Since the ammonium nitrate arrived in Beirut, Lebanon has had four prime ministers, including the country’s current Prime Minister-designate Saad Hariri, who has denounced the charging of Diab.

Three ex-ministers also face charges in connection with the deadly blast.

Diab — who had already submitted a voluntary affidavit — declined to be questioned by the judge leading the investigation, saying it lacks a constitutional basis.

The investigation was suspended, after two of the ex-ministers facing charges requested that the judge be removed from the case.

The documents forwarded to the public works ministry before the blast raised the possibility that the explosive material could be stolen; they warn of a broken door at the warehouse where the deadly material was stored, and reveal that security there was scant.

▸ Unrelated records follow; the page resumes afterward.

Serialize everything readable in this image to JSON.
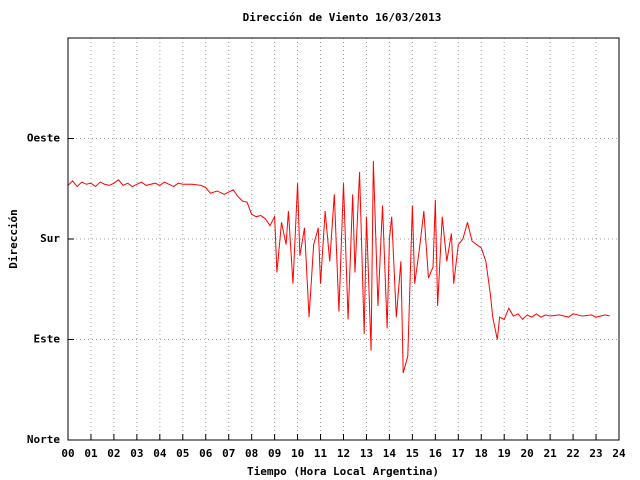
{
  "chart_data": {
    "type": "line",
    "title": "Dirección de Viento 16/03/2013",
    "xlabel": "Tiempo (Hora Local Argentina)",
    "ylabel": "Dirección",
    "grid": true,
    "xlim": [
      0,
      24
    ],
    "xticks": [
      {
        "value": 0,
        "label": "00"
      },
      {
        "value": 1,
        "label": "01"
      },
      {
        "value": 2,
        "label": "02"
      },
      {
        "value": 3,
        "label": "03"
      },
      {
        "value": 4,
        "label": "04"
      },
      {
        "value": 5,
        "label": "05"
      },
      {
        "value": 6,
        "label": "06"
      },
      {
        "value": 7,
        "label": "07"
      },
      {
        "value": 8,
        "label": "08"
      },
      {
        "value": 9,
        "label": "09"
      },
      10,
      11,
      12,
      13,
      14,
      15,
      16,
      17,
      18,
      19,
      20,
      21,
      22,
      23,
      24
    ],
    "ylim": [
      0,
      360
    ],
    "yticks": [
      {
        "value": 0,
        "label": "Norte"
      },
      {
        "value": 90,
        "label": "Este"
      },
      {
        "value": 180,
        "label": "Sur"
      },
      {
        "value": 270,
        "label": "Oeste"
      }
    ],
    "series": [
      {
        "color": "#ff0000",
        "x": [
          0,
          0.2,
          0.4,
          0.6,
          0.8,
          1.0,
          1.2,
          1.4,
          1.6,
          1.8,
          2.0,
          2.2,
          2.4,
          2.6,
          2.8,
          3.0,
          3.2,
          3.4,
          3.6,
          3.8,
          4.0,
          4.2,
          4.4,
          4.6,
          4.8,
          5.0,
          5.4,
          5.8,
          6.0,
          6.2,
          6.5,
          6.8,
          7.0,
          7.2,
          7.4,
          7.6,
          7.8,
          8.0,
          8.2,
          8.4,
          8.6,
          8.8,
          9.0,
          9.1,
          9.3,
          9.5,
          9.6,
          9.8,
          10.0,
          10.1,
          10.3,
          10.5,
          10.7,
          10.9,
          11.0,
          11.2,
          11.4,
          11.6,
          11.8,
          12.0,
          12.2,
          12.4,
          12.5,
          12.7,
          12.9,
          13.0,
          13.2,
          13.3,
          13.5,
          13.7,
          13.9,
          14.0,
          14.1,
          14.3,
          14.5,
          14.6,
          14.8,
          15.0,
          15.1,
          15.3,
          15.5,
          15.7,
          15.9,
          16.0,
          16.1,
          16.3,
          16.5,
          16.7,
          16.8,
          17.0,
          17.2,
          17.4,
          17.6,
          18.0,
          18.2,
          18.4,
          18.5,
          18.7,
          18.8,
          19.0,
          19.2,
          19.4,
          19.6,
          19.8,
          20.0,
          20.2,
          20.4,
          20.6,
          20.8,
          21.0,
          21.4,
          21.8,
          22.0,
          22.4,
          22.8,
          23.0,
          23.4,
          23.6
        ],
        "values": [
          228,
          232,
          227,
          231,
          229,
          230,
          227,
          231,
          229,
          228,
          230,
          233,
          228,
          230,
          227,
          229,
          231,
          228,
          229,
          230,
          228,
          231,
          229,
          227,
          230,
          229,
          229,
          228,
          226,
          221,
          223,
          220,
          222,
          224,
          218,
          214,
          213,
          202,
          200,
          201,
          198,
          192,
          200,
          150,
          195,
          175,
          205,
          140,
          230,
          165,
          190,
          110,
          175,
          190,
          140,
          205,
          160,
          220,
          115,
          230,
          108,
          220,
          150,
          240,
          95,
          200,
          80,
          250,
          120,
          210,
          100,
          180,
          200,
          110,
          160,
          60,
          75,
          210,
          140,
          170,
          205,
          145,
          155,
          215,
          120,
          200,
          160,
          185,
          140,
          175,
          180,
          195,
          178,
          172,
          160,
          130,
          110,
          90,
          110,
          108,
          118,
          111,
          113,
          108,
          112,
          110,
          113,
          110,
          112,
          111,
          112,
          110,
          113,
          111,
          112,
          110,
          112,
          111
        ]
      }
    ]
  }
}
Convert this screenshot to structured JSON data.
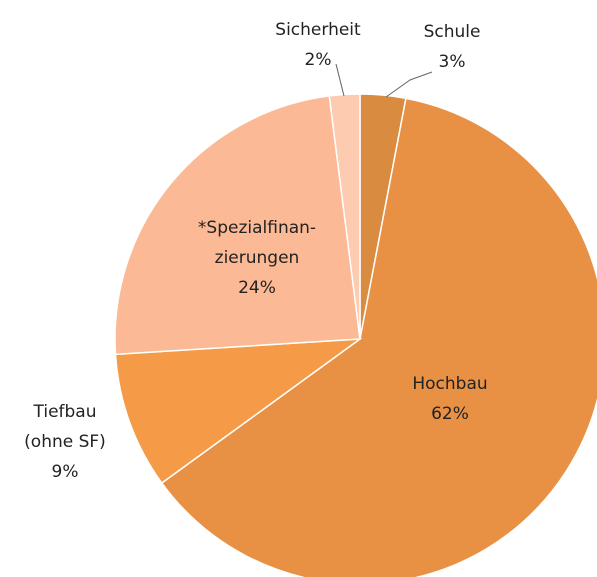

A Lebanese intelligence official told CNN that 1,300 tons of ammonium nitrate had gone missing from the warehouse prior to the explosion.

Diab’s government, which will be replaced when a new cabinet is formed, has repeatedly acknowledged receiving prior warnings about the dangers posed by the storage of the explosive material at the port.

Previous governments were also notified about the warehouse, but no one addressed the problem.

‘No regrets’

Diab has repeatedly accused Lebanon’s ruling elite of “besieging” his government and upending its plans to carry out a series of economic and political reforms.

He took power in January 2020, months after a popular uprising engulfed the country, and as the crisis-ridden country was approaching a financial meltdown.

A technocrat and a professor at the American University of Beirut, Diab has headed a largely technocratic government that was ushered in by a Hezbollah-backed parliamentary majority.

But his tenure has seen the country’s currency tank, the coronavirus pandemic take hold, poverty levels soar and Beirut’s port destroyed.

Diab says his government “was an opportunity for Lebanon to retrieve some of its losses, economic, social, financial.”

“With the support of political parties, with the support of the (Arab) Gulf (countries), with the support of the Europeans and Americans, we would have made a big, huge difference and we were not provoking anyone,” he said.

“In a country like Lebanon … you need consensus, and you need support from the international community as well, and the Gulf. None of these were forthcoming.”